Читать книгу "Ужин в раю - Александр Уваров"
Шрифт:
Интервал:
Закладка:
Отблёскивающий серебристо хронометр на чёрном кожаном ремешке. Вкус и изящество. И внешняя скромность. Но это та самая скромность, по которой отличают действительно обеспеченных людей от дешёвых «денди» с грошовой зарплатой и страстью к блошиным рынкам или от слишком стремительно разбогатевших владельцев этих рынков, чьи вкусы вполне совпадают со вкусами их клиентов.
На вид ему — лет тридцать пять. Может, чуть больше. Впрочем, когда лицо чуть припухло, человек всегда кажется немного старше своего возраста.
Человек… Возраст… Ну да, тогда я его оценивал именно так.

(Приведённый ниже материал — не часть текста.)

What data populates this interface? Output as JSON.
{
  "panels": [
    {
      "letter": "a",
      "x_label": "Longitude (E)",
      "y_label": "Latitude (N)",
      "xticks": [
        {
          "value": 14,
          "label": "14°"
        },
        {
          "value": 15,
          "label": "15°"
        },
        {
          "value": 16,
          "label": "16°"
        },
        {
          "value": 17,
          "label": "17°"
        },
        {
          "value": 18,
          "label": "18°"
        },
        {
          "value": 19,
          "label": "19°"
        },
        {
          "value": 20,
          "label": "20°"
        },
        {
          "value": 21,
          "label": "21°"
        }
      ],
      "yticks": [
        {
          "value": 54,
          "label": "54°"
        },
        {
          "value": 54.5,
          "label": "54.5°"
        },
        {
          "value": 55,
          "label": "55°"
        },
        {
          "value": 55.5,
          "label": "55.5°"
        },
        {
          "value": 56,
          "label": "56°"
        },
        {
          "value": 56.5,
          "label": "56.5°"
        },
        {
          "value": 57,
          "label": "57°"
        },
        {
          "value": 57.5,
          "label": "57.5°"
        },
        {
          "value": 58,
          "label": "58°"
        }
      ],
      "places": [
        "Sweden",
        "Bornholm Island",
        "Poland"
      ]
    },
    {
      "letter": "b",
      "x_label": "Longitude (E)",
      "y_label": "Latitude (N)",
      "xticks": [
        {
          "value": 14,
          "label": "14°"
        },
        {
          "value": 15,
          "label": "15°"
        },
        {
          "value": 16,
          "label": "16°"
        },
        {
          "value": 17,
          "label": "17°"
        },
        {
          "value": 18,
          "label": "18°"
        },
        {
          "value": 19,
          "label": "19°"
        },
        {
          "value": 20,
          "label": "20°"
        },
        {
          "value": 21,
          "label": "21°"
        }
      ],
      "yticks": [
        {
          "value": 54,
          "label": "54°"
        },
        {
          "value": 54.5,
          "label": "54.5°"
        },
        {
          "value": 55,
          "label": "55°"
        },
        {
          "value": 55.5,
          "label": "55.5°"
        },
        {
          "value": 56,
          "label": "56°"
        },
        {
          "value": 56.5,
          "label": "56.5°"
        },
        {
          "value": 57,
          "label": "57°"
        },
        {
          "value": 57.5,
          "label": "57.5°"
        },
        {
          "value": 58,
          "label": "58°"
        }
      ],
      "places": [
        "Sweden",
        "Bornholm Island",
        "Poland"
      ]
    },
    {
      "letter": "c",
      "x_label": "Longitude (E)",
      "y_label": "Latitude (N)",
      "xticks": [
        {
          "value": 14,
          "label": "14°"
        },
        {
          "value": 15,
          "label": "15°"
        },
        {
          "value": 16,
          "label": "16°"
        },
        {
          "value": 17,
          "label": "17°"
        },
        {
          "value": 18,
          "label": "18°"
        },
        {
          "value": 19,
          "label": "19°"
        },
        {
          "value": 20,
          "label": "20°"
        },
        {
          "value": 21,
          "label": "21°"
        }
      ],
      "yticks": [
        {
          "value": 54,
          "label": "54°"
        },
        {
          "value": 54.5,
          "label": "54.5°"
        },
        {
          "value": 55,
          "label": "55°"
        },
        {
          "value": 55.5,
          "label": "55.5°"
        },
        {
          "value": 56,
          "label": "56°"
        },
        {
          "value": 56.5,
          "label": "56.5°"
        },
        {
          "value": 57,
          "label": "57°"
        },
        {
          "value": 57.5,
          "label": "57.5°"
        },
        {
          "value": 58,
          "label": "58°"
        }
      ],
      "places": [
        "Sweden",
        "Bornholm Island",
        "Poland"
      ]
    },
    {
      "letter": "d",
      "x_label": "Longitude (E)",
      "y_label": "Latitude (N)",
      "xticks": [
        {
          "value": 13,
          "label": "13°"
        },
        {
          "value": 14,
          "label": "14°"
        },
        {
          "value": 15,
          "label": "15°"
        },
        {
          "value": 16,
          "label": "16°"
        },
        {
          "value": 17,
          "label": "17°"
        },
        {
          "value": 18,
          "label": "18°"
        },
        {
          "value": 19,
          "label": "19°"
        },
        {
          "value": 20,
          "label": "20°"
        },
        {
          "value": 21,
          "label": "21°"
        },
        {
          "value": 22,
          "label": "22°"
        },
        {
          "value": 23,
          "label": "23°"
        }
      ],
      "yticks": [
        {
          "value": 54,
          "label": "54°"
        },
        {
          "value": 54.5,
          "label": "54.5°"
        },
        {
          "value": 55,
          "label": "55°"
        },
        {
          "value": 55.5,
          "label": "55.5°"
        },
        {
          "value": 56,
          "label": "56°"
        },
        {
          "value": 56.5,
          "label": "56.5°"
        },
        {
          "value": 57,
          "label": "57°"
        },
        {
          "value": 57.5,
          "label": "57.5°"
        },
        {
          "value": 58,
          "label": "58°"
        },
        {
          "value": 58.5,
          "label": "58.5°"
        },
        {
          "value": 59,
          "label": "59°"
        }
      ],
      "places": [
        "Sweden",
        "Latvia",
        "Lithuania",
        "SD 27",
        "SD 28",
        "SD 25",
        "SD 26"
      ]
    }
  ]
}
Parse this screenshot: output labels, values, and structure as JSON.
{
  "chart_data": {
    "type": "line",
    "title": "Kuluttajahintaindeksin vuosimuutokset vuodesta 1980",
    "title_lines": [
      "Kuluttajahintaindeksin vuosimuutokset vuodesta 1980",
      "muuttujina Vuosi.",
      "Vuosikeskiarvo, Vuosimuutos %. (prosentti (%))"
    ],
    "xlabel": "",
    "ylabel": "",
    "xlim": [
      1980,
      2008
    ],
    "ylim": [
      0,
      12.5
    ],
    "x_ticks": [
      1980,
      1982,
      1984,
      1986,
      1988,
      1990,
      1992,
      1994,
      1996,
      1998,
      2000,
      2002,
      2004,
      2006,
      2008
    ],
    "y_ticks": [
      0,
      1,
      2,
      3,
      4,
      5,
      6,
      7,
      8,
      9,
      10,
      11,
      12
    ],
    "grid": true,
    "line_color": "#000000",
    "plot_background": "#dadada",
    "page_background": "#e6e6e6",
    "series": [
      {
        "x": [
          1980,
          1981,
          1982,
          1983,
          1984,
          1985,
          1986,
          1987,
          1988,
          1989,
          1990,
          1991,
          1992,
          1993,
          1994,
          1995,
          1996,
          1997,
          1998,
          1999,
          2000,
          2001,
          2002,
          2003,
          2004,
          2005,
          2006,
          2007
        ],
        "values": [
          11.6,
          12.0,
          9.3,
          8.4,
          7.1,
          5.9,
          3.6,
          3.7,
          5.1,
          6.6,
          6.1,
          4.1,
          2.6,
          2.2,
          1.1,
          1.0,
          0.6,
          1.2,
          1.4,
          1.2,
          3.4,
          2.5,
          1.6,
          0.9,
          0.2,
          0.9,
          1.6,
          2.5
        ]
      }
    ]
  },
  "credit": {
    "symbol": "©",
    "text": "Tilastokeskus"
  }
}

Тёмные волосы. Прямые. В то утро они были чуть встрёпаны. Но, как я убедился потом, во вкусах своих он весьма консервативен и волосы свои неизменно расчёсывает и укладывает очень ровно, не допуская ничего похожего на столь модную, модельную «растрёпанность».
Впрочем, это касается не только волос. В тот день я уже обратил внимание на это обстоятельство, а в дальнейшем окончательно убедился — он строгий приверженец строгого, консервативного стиля. Минимум цветов. Минимум красок. Скромность и солидность.
Впрочем, он же при исполнении… Хотя, тогда ещё я…
Но главное я заметил и отметил сразу. Нет, мой мёртвый разум ничего уже мне не советовал и не докучал мне своими нудными аналитическими выкладками.
Теперь я просто получал информацию из окружающего меня пространства и она, во всей первозданности своей, ежесекундно вливалась в мою душу сотнями и тысячами картинок, самым причудливым образом трансформировавшихся, сливавшихся, пересекавшихся и переходящих одна в другую.
Но не от него ли я и получил этот посыл? Возможно, он уже тогда, с первых же мгновений нашего общения, взял мою душу в руки и дыхнул на неё, размягчая её перед лепкой.
Главное. Я отметил сразу. Нет, не понял… почувствовал. Или просто увидел?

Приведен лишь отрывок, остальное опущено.